Consider a typical safety critical system installed in an industrial process, such as an overpressure protection system. Such a system may consist of a pressure transmitter, a logic unit (ie a computer) and some final elements. This simple system meausres the pressure  and transmits it to the computer, typically over a hardwired analog connection. The computer then decides if the system is within a safe operating region, or above a set point for stopping operation. If we are in the unsafe region, the computer tells the final element to trip the process, for example by flipping an electrical circuit breaker or closing a valve. Reliability standards that include software development requirements focus on how development is going to work in order to ensure that whenever the sensor transmits pressure above the threshold, the computer will tell the process to stop. Further the computer is connected over a network to an engineering station which is used for such things as updating the algorithm in the control system, changing the threshold limits, etc.
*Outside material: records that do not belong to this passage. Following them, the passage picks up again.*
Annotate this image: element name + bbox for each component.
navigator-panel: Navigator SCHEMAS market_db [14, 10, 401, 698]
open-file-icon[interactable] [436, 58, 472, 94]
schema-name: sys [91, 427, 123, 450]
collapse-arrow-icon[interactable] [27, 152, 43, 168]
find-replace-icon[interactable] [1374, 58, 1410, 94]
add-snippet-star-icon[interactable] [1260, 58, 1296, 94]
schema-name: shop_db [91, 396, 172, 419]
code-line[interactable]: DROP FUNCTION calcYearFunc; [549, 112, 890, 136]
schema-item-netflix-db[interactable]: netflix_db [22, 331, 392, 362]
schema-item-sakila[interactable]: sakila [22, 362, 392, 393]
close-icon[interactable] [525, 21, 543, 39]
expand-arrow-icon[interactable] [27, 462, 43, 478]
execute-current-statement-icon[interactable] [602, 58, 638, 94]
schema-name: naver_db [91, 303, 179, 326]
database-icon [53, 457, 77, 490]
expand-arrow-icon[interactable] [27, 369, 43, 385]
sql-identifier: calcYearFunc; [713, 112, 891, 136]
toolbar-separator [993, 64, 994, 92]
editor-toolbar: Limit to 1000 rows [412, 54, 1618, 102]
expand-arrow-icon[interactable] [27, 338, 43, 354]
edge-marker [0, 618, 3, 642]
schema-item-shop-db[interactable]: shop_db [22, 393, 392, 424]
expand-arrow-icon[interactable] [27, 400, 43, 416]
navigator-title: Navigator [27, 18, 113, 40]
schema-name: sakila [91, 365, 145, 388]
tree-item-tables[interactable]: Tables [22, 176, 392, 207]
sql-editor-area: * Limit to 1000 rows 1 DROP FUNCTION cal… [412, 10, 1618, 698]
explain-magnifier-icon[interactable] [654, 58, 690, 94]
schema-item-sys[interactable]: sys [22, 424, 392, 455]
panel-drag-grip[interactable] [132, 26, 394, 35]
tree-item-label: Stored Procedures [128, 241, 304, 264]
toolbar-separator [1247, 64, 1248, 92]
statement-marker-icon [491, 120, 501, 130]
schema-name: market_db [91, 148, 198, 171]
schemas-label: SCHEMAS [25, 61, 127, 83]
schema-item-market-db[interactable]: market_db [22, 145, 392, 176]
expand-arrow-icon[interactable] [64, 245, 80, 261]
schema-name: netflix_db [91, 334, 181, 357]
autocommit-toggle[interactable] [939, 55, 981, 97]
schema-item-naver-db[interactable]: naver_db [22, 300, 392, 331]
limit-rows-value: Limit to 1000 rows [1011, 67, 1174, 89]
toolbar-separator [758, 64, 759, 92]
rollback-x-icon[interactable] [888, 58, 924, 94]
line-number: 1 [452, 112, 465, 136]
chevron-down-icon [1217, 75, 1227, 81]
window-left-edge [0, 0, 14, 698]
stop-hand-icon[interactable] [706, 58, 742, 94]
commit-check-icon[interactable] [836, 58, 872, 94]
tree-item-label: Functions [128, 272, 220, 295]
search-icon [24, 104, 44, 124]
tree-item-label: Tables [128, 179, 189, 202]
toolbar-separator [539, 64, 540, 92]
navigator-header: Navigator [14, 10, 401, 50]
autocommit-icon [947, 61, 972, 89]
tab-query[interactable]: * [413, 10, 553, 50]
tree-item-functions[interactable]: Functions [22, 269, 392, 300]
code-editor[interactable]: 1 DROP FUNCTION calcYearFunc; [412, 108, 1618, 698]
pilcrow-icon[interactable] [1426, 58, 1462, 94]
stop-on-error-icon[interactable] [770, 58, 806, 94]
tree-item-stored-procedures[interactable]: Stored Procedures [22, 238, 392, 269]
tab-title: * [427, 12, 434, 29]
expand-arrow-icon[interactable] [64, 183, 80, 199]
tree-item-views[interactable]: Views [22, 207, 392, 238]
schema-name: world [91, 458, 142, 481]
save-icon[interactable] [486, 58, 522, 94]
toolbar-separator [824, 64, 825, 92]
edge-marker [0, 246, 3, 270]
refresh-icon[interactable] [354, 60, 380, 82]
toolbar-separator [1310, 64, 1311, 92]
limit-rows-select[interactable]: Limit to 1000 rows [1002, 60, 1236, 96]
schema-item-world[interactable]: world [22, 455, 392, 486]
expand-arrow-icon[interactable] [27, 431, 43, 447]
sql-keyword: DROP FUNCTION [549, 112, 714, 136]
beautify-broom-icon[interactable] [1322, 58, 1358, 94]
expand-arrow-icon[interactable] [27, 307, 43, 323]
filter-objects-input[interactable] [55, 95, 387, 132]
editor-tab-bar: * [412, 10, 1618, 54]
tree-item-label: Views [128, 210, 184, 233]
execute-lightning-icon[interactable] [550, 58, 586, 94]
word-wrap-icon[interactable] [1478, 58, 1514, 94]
What if someone wants to put the system out of order, without anyone noticing? The software’s access control would be a crucial barrier against anyone tampering with the functionality. Reliability standards do not talk about how to actually avoid weak authentication schemes, although they talk about access management in general. You may very well be compliant with the reliability standard – yet have very weak protection against compromising the access control. For example, the coder may very well use a “getuser()” call  in C in the authentication part of the software – without violating the reliability standard requirements. This is a very unsecure way of getting user credentials from the computer and should generally be avoided. If such a practice is used, a hacker with access to the network could with relaitve ease  get admin access to the system and change for example set points, or worse, recalibrate the pressure  sensor to report wrong readings – something that was actually done in the Stuxnet case.

In other words – as long as someone can be interested in harming your operation – your safety system needs security built-in, and that is not coming for free through reliability engineering. And there is always someone out to get you – for sports, for money or just because they do not like you. Managing security is an important part of managing your business risk – so do not neglect this issue while worrying only about reliability of intended functionality.